Mit seinen 16 Jahren verblüfft Luke Littler Publikum und Gegner bei der Darts-WM. Die Fans besingen ihn schon wie Phil Taylor, ein Experte zieht Parallelen zu Lionel Messi.
Darts-Teenie singt und siegt: Littler bei WM auf Kurs

Luke Littler hat das Publikum bei der Darts-WM erneut mit einer beeindruckenden Leistung begeistert und ohne Schwierigkeiten die dritte Runde erreicht.
Der 16-jährige Engländer siegte deutlich mit 3:1 gegen Andrew Gilding in London und bestätigte somit seine beeindruckende Leistung vom Vorabend. Die über 3000 Fans im Alexandra Palace feierten den Jugend-Weltmeister mit Wonderland-Gesängen, die sie zuvor dem 16-fachen Weltmeister Phil Taylor gewidmet hatten.
Littler lieferte eine beeindruckende Show. Nach dem ersten Satz gehen die Profis normalerweise von der Bühne in eine Pause. Littler hingegen blieb oben und sang lautstark zu «Rockin’ All Over the World» von Status Quo mit. Die Fans widmeten ihm den Sprechgesang «You go to school in the morning» (Du gehst morgens zur Schule). Vor Spielbeginn hatte Darts-Experte Wayne Mardle in Bezug auf Littlers Leichtigkeit Parallelen mit Fußball-Superstar Lionel Messi gezogen.

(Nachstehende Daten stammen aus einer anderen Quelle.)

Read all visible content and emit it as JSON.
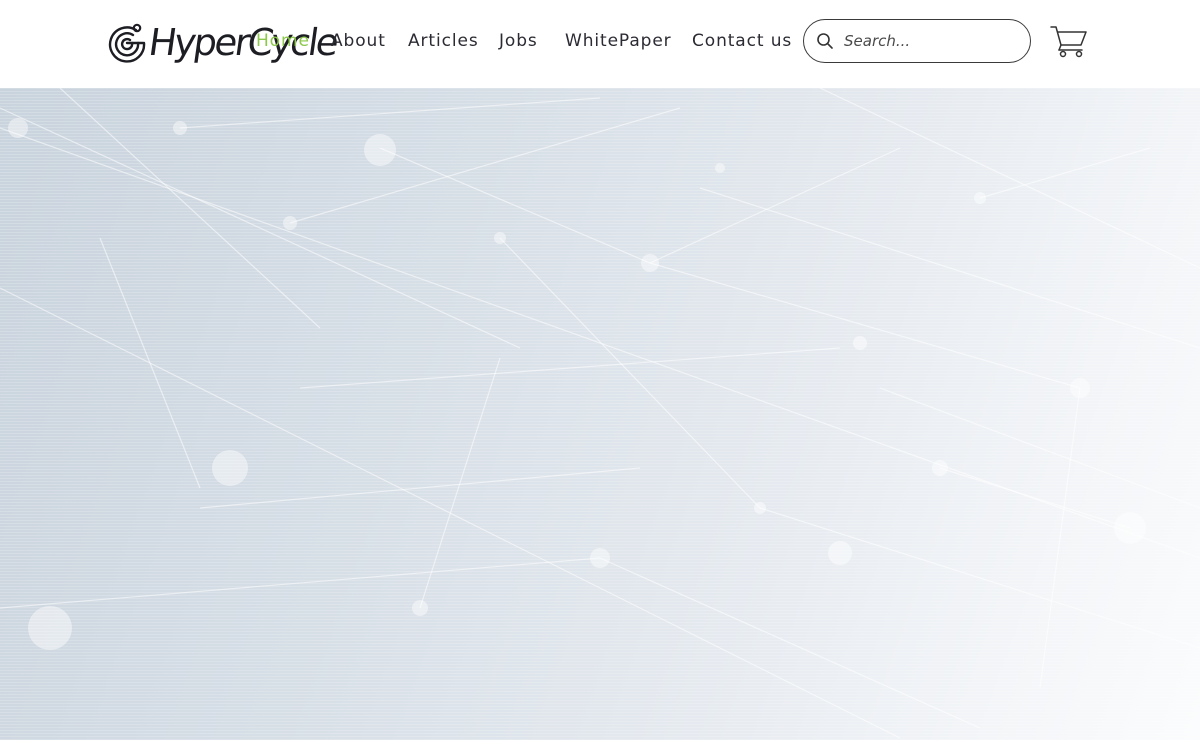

Littler in der dritten Runde gegen Matt Campbell
Tags zuvor hatte Littler sein erstes WM-Spiel glatt mit 3:0 gegen den Niederländer Christian Kist gewonnen und dabei durchschnittlich über 106 Punkte pro drei Pfeile erzielt. Es war der höchste Wert eines Debütanten bei der WM. In den britischen Medien wurde der Teenager sofort gefeiert. Bei den Buchmachern zählt er bereits zum erweiterten Favoritenkreis auf den Titel. Littler hatte sein erstes WM-Spiel zuvor mit 3:0 gegen den Niederländer Christian Kist gewonnen und dabei im Durchschnitt über 106 Punkte pro drei Pfeile erzielt. Dies war der höchste Wert eines Debütanten bei der WM. Die britischen Medien feierten den Teenager sofort. Bei den Buchmachern wird er bereits als einer der Favoriten auf den Titel gehandelt.

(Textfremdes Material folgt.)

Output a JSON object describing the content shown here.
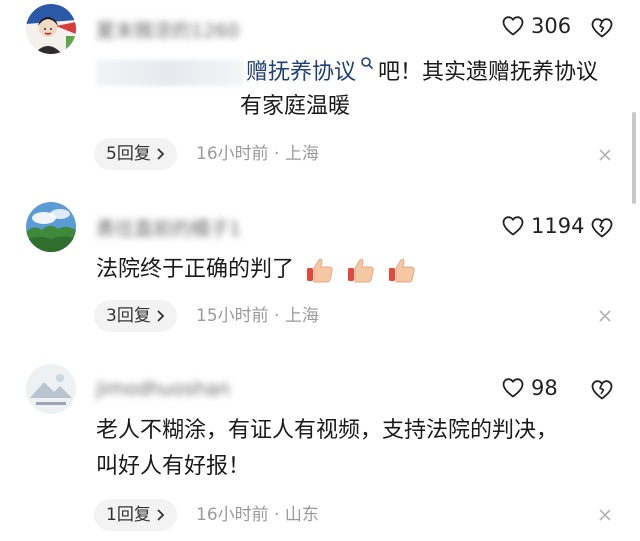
{
  "comments": [
    {
      "username": "夏末微凉的1260",
      "likes": "306",
      "lines": [
        "赠抚养协议",
        "吧！其实遗赠抚养协议",
        "有家庭温暖"
      ],
      "reply_label": "5回复",
      "time": "16小时前",
      "location": "上海"
    },
    {
      "username": "勇往直前的橘子1",
      "likes": "1194",
      "lines": [
        "法院终于正确的判了"
      ],
      "reply_label": "3回复",
      "time": "15小时前",
      "location": "上海"
    },
    {
      "username": "jimodhuoshan",
      "likes": "98",
      "lines": [
        "老人不糊涂，有证人有视频，支持法院的判决，",
        "叫好人有好报！"
      ],
      "reply_label": "1回复",
      "time": "16小时前",
      "location": "山东"
    }
  ],
  "separator": "·",
  "icons": {
    "like": "heart-outline-icon",
    "dislike": "broken-heart-icon",
    "close": "close-icon",
    "reply_chevron": "chevron-right-icon",
    "search_hint": "search-icon",
    "thumbs_up": "thumbs-up-emoji"
  },
  "colors": {
    "text": "#1a1a1a",
    "meta": "#9a9a9a",
    "reply_bg": "#f3f3f3",
    "link": "#1f3f7a"
  }
}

Nach den Weihnachtsfeiertagen (ab dem 27. Dezember) steht ein Duell in der dritten Runde mit Matt Campbell aus Kanada an. Der Underdog hat überraschenderweise den ehemaligen Europameister James Wade aus dem Turnier geworfen und ist vor den Feiertagen erst einmal nach Nordamerika zurückgereist. Rechtzeitig zu seinem nächsten Spiel wird Campbell im Norden Londons zurück sein wollen.